The symptom was that the service was almost fine. Requests mostly worked. Logins sometimes didn't. Logs had gone strangely quiet. Nothing was throwing a clean error, which is always the worst kind of broken, because a stack trace at least tells you where to stand.
I went round the usual houses for ten minutes, app logs, database, the load balancer, before doing the thing I should have done first.
$ df -h
/dev/sda1 20G 20G 0 100% /var
There it is. /var was completely full. And a full /var does not fail loudly, it fails broadly. Logging silently dropped writes, which is why the logs had gone quiet. Session files couldn't be written, which is why logins sometimes failed. The package cache, the mail spool, half a dozen things that all assume they can write a few bytes, were quietly returning ENOSPC and the application was mostly shrugging it off and carrying on, badly.

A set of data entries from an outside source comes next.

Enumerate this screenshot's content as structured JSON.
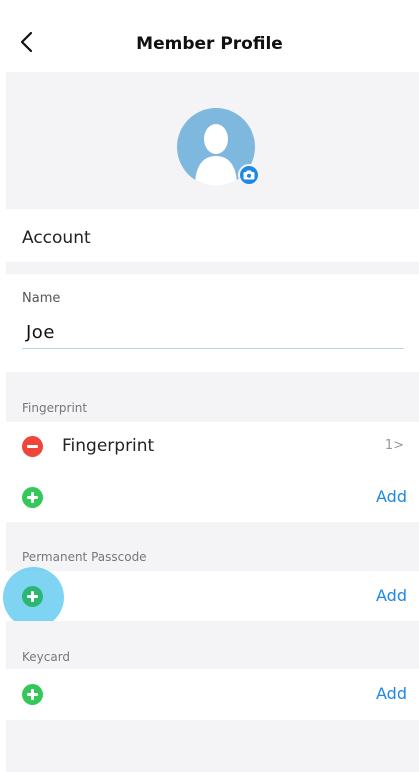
{
  "header": {
    "title": "Member Profile",
    "back_icon": "chevron-left-icon"
  },
  "avatar": {
    "icon": "user-avatar-placeholder",
    "badge_icon": "camera-icon",
    "colors": {
      "avatar_bg": "#7fb8de",
      "badge": "#1e88e5"
    }
  },
  "account": {
    "label": "Account"
  },
  "name": {
    "label": "Name",
    "value": "Joe"
  },
  "fingerprint": {
    "section_label": "Fingerprint",
    "item_label": "Fingerprint",
    "item_count": "1>",
    "add_label": "Add"
  },
  "passcode": {
    "section_label": "Permanent Passcode",
    "add_label": "Add"
  },
  "keycard": {
    "section_label": "Keycard",
    "add_label": "Add"
  },
  "colors": {
    "accent": "#1e88e5",
    "remove": "#f0453a",
    "add": "#34c759",
    "section_bg": "#f4f4f6"
  }
}
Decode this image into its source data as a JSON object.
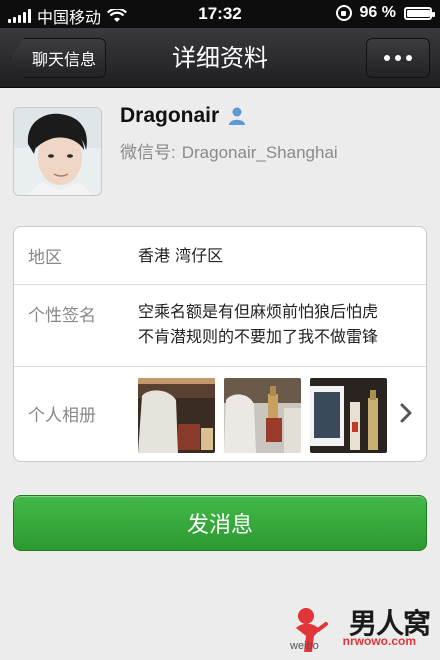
{
  "status_bar": {
    "carrier": "中国移动",
    "time": "17:32",
    "battery": "96 %",
    "battery_level": 0.96
  },
  "nav": {
    "back_label": "聊天信息",
    "title": "详细资料"
  },
  "profile": {
    "name": "Dragonair",
    "wechat_id_label": "微信号:",
    "wechat_id": "Dragonair_Shanghai"
  },
  "info": {
    "region_label": "地区",
    "region_value": "香港 湾仔区",
    "signature_label": "个性签名",
    "signature_line1": "空乘名额是有但麻烦前怕狼后怕虎",
    "signature_line2": "不肯潜规则的不要加了我不做雷锋",
    "album_label": "个人相册"
  },
  "actions": {
    "send_label": "发消息"
  },
  "watermark": {
    "logo_text": "男人窝",
    "site": "nrwowo.com",
    "weibo": "weibo"
  },
  "colors": {
    "nav_bg": "#2a2a2e",
    "accent_green": "#36a93b",
    "page_bg": "#ececec"
  }
}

The culprit was a debug log left on after a deployment a fortnight earlier, growing at a few hundred megabytes a day until it ate the partition. A truncate on the offending file bought immediate relief, then I turned the debug logging off and added a logrotate stanza so it could never do this again. A disk-usage alert at 85 percent went on afterwards, because the real failure here was that the first I heard of a full disk was a user telling me logins were flaky. The machine knew hours earlier. It just had no way to tell me.